Estas mismas interrogantes vuelven a aflorar tras la lectura de El Rey..., pero con otra respuesta. Otra respuesta tentativa, quiero decir, otro “quizás”, pues para estas cuestiones, como para las grandes preguntas filosóficas, no hay respuestas definitivas, sólo un espacio de debate (eso es lo interesante, creo). Vamos a ver cómo se las arreglaba Rey con su propia maltrecha humanidad:

  …) Siguió por el Malecón dos cuadras más. No sabía adónde iba. Con hambre y sin dinero. Su suerte y su desgracia es que vivía exactamente en el minuto presente. Olvidaba con precisión el minuto anterior y no se anticipaba ni un segundo al minuto próximo. Hay quien vive al día. Rey vivía al minuto. Sólo el momento exacto en que respiraba. Aquello era decisivo para sobrevivir y al mismo tiempo lo incapacitaba para proyectarse positivamente. Vivía del mismo modo que lo hace el agua estancada en un charco, inmovilizada, contaminada, evaporándose en medio de una pudrición asqueante.
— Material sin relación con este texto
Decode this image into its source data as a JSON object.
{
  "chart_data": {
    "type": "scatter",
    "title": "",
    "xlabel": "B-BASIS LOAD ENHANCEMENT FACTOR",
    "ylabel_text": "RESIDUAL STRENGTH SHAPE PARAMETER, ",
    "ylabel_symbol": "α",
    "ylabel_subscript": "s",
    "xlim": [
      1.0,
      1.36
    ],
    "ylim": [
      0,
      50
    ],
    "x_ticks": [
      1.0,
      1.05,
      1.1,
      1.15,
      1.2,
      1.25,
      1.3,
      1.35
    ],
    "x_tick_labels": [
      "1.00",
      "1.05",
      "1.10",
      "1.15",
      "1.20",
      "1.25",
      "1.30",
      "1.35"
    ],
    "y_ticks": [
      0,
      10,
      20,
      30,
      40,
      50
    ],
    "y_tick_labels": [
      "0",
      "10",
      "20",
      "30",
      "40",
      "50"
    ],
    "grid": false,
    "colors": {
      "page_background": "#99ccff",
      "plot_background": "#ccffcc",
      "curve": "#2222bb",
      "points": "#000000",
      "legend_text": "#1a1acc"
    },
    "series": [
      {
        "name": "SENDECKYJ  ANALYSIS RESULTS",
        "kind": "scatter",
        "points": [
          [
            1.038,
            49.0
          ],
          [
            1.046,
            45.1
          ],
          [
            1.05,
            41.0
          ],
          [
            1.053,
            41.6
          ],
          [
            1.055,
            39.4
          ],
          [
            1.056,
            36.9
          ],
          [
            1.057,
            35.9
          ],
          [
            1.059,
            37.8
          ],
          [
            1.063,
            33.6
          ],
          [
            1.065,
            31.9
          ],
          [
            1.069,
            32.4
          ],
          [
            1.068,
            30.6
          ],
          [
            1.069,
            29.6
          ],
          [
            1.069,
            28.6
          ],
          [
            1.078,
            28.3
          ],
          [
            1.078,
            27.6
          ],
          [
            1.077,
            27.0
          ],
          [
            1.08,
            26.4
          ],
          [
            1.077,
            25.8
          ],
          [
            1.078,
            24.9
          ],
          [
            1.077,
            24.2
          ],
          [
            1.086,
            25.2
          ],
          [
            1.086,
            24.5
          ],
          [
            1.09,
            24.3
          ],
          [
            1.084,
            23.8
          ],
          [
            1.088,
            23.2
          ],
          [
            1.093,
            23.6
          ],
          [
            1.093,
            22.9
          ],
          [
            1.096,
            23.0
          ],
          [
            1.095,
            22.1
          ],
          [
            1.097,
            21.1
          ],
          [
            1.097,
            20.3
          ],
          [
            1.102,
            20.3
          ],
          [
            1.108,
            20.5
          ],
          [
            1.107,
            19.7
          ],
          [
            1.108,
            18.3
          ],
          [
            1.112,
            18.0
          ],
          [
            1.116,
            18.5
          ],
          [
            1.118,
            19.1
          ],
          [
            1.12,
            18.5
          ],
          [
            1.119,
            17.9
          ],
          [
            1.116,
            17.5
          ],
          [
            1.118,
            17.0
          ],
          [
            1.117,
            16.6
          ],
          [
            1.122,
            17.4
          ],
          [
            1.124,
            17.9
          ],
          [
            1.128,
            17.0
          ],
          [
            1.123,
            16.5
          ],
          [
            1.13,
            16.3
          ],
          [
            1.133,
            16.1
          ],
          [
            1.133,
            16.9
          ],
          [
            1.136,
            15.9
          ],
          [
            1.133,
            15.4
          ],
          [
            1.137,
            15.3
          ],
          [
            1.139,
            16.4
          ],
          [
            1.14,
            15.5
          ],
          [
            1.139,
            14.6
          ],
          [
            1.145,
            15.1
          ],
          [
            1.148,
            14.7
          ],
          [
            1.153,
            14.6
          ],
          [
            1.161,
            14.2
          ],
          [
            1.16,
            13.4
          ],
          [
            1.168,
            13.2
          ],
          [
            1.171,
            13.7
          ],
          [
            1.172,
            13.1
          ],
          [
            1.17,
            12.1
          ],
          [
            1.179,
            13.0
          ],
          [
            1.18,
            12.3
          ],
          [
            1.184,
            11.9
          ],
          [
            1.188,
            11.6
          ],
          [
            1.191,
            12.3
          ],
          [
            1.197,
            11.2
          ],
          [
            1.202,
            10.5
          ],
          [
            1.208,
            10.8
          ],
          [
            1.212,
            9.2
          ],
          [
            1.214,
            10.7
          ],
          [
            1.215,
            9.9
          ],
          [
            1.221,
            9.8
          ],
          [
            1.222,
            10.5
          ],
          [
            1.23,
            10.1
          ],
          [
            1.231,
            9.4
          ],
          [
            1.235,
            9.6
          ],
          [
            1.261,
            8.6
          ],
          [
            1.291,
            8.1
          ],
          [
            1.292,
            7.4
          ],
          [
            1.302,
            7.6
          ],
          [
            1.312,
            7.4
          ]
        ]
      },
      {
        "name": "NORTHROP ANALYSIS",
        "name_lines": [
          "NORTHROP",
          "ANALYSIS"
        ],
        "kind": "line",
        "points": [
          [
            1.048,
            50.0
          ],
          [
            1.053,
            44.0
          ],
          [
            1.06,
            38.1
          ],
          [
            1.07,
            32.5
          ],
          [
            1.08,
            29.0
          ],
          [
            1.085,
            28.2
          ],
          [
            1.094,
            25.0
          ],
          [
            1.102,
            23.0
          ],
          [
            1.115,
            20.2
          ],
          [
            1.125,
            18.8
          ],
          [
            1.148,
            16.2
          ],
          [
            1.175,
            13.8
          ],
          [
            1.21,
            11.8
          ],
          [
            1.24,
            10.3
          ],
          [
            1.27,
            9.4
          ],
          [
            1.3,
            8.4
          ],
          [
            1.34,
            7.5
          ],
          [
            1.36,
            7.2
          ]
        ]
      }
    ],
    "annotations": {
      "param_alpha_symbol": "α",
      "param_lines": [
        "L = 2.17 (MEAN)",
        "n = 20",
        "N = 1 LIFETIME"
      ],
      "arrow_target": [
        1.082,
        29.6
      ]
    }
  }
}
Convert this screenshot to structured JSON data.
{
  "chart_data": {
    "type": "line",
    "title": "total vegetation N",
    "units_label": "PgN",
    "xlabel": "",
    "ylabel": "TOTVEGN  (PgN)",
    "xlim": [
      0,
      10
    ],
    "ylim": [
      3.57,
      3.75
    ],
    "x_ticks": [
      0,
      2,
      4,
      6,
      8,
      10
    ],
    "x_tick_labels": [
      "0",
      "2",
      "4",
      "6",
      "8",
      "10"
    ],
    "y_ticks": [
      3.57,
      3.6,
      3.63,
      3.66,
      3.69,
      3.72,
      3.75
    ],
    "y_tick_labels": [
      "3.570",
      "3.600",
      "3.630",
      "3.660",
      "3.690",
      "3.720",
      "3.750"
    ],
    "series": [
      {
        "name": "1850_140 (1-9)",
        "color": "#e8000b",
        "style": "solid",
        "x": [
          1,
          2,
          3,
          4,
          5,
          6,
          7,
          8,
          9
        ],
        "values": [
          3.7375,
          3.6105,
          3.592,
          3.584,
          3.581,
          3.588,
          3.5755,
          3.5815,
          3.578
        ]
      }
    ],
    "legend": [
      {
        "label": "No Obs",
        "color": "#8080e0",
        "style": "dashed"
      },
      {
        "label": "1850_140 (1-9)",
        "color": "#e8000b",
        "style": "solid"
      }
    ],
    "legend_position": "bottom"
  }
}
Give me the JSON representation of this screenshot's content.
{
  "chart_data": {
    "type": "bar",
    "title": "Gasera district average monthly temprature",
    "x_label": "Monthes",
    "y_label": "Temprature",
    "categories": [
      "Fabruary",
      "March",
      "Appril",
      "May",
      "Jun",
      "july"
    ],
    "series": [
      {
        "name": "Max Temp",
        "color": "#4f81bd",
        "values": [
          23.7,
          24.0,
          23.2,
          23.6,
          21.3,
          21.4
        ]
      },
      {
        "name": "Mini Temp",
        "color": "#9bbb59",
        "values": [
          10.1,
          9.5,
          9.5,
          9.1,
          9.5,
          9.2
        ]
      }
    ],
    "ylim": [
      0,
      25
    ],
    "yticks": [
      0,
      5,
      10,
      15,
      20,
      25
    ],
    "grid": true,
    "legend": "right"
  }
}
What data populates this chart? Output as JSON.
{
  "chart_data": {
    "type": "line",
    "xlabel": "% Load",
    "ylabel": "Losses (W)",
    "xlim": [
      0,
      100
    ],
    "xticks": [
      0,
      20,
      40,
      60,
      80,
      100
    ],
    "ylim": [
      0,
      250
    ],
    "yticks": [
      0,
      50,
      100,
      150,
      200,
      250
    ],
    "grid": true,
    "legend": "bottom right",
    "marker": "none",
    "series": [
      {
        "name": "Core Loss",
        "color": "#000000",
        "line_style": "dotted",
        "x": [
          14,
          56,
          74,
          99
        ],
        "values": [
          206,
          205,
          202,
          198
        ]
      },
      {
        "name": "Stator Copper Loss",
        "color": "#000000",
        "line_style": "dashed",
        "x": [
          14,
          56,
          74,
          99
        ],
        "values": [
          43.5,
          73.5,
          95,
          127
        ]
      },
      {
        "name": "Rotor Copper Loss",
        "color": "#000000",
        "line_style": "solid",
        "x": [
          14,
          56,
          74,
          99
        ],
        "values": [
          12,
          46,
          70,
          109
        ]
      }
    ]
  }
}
Y desapareciendo.

Aclaremos que esta disposición mental, de tan paradójicas consecuencias, no surge de la nada ni del propósito del narrador de ilustrar alguna tesis previa –pese al significativo y discutible epígrafe de Edmundo Desnoes: “El subdesarrollo es la incapacidad de acumular experiencia.” –, sino que es producto de un aprendizaje. A diferencia de lo que sucede con Mersault, el héroe existencialista (con el que Rey, salvando las distancias, guarda más de un punto de contacto, v.g.: la ausencia del más mínimo sentimiento de culpa, la violentísima reacción contra la idea de Dios, etc.), de quien nadie sabe cómo llegó a convertirse en “el extranjero”, a lo largo de El Rey... asistimos, paso a paso, a la destrucción minuciosa y en buena medida voluntaria de las ilusiones y, sobre todo, de la memoria del protagonista. Un proceso doloroso y brutal, que incluye desde la negativa a discutir sus problemas con nadie, aun al costo de cargar con una acusación de asesinato, hasta la autoagresión física, pero que tanto el personaje, que intuye, como el narrador, que razona, juzgan imprescindible en la lucha por la vida. Siempre con el agua hasta el cuello, Rey se va deshaciendo poco a poco de su espiritualidad como quien suelta lastre para no hundirse. Como alguien que se amputara, sin anestesia y con un filo oxidado, un miembro enfermo de gangrena, a ver si logra que no se le envenene toda la sangre o, al menos, retardar ese final lo más posible. Porque sus recuerdos, de tan horrendos (se los compara con una cadena muy pesada que él fuese arrastrando, algo peor que un simple “sorbo”, una inmensa plasta de mierda que le hubiera caído encima), sólo pueden acarrearle tristeza, miedo, angustia, rabia, asco, desesperación, y semejante estado de ánimo, donde hay hambre y violencia, equivale al suicidio. Y aunque la vida, desde luego, carece de sentido, ¿qué otra cosa se puede hacer con ella sino vivirla?